On Monday, the board members of the Bayreuth Festival announced that half sisters Katharina Wagner and Eva Wagner-Pasquier would take over the helm of the traditional opera festival, held in honor of their great grandfather.
But a last-minute application to direct the event from a person claiming to be the illegitimate son of Wieland Wagner, who died in 1966, stirred up the much anticipated announcement process. Several of the board members were shocked by the bid.
"It sounded to me like a hoax," said festival board chairman Toni Schmid, commenting on the bizarre application from a person referring to himself as "Richard Bauuer, aged 44."
Other members of the board suggested it might have been a contemporary shock-art "happening" designed to grab media attention from the high-brow opera affair.
Michael Hohl, a board member and mayor of Bayreuth where the festival is staged annually, said the application offered neither evidence of Bauer's opera knowledge nor any evidence of his paternity.
"We got the application today. I found it slightly nasty," he added.
Officials and media following the Wagner family said they had never heard of Richard Bauer. Schmid said that if he was genuine, he didn't go about the application process in the right way.
Keeping it in the family
The applicant said his policy was to hand out tickets for free and raise money with a TV series about the Wagner family's turmoil-filled history. Bauer said he would change his surname to "Wagner" if given the job.

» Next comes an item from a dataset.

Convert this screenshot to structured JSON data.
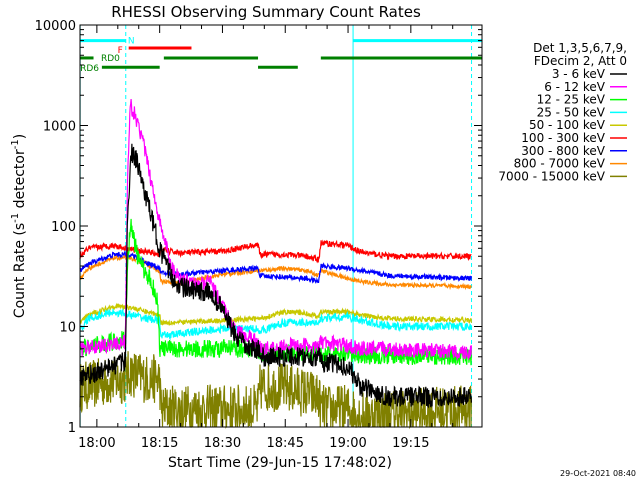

On Monday in an email distributed to board members Bauer threatened to exercise a Wagner descendant right of veto over the appointment of the Wagner sisters and to enforce this by court order.
The decision to award the opera post jointly to Katharina and Eva and thereby passing over their cousin and rival Nike Wagner and her business partner Gerard Mortier came after the board began deliberating over the successor to Wolfgang Wagner, who stepped down as director at the end of August after 57 years.
The Bayreuth Festival is always run by a Wagner descendant.